If you devour every issue of the New York Review of Books, have I got the webcomic for you!
Even if you don’t, you’ll probably recognize a lot of the characters in Art Imitating Lit, a handful of comic strips by Patricia Storms that skewer chick-lit-crit, big-box bookstores, Oprah’s book club, and pretentious writers named Jonathan.
Storms got some extra notice this week when GalleyCat came up with this arresting tidbit: Writer Jonathan Lethem told an interviewer for Wired magazine that this cartoon that paired him with Michael Chabon was the closest he had come to starring in slash fiction, adding that it was “just an inch away from being Kirk and Spock.”

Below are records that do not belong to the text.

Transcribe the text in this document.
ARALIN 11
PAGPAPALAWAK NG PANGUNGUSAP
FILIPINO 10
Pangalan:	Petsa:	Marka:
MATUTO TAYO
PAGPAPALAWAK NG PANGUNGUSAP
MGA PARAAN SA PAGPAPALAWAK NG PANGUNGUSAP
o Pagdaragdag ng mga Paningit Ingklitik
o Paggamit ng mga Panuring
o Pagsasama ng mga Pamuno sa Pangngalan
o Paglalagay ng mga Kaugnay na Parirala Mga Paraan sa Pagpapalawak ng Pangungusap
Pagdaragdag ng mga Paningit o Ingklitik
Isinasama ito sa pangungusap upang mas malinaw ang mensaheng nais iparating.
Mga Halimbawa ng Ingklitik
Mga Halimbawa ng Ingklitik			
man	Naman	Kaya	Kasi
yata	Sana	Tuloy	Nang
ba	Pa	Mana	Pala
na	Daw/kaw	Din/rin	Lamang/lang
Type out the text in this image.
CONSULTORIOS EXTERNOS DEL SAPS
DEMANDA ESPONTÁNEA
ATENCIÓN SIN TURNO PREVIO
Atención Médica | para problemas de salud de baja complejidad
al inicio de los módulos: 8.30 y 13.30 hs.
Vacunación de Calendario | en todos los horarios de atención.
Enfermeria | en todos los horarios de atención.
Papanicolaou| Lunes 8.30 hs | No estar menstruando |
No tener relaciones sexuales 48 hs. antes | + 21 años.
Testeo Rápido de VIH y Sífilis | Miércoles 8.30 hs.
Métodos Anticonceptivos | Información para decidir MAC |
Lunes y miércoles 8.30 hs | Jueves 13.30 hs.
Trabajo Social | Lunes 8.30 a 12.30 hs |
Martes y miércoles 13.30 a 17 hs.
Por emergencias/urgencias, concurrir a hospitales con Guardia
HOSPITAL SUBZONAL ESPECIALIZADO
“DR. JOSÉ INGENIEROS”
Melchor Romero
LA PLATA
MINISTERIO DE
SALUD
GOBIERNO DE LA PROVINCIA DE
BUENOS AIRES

Storms’ cartoons, drawn in an energetic, cartoony style that would be at home on a greeting card, are humorous takes on literary topics. She particularly enjoys picking on Jonathan Franzen, who raised eyebrows a few years ago with his churlish response when Oprah picked his novel The Corrections for her book club. The Story of O captures that episode. In The Stepford Jonathans, an evil genius tries the brain-swapping with three chick-lit authors and three Serious Writers Named Jonathan (including Franzen). This comic is way funnier than that premise would suggest.
Special bonus: Storms’ blog, Booklust, pointed me toward the cartoons of novelist Margaret Atwood, which chronicle the horrors of the book tour in a scribbly but surprisingly consistent style. The Blind Assa, which takes on critics as well, is my favorite.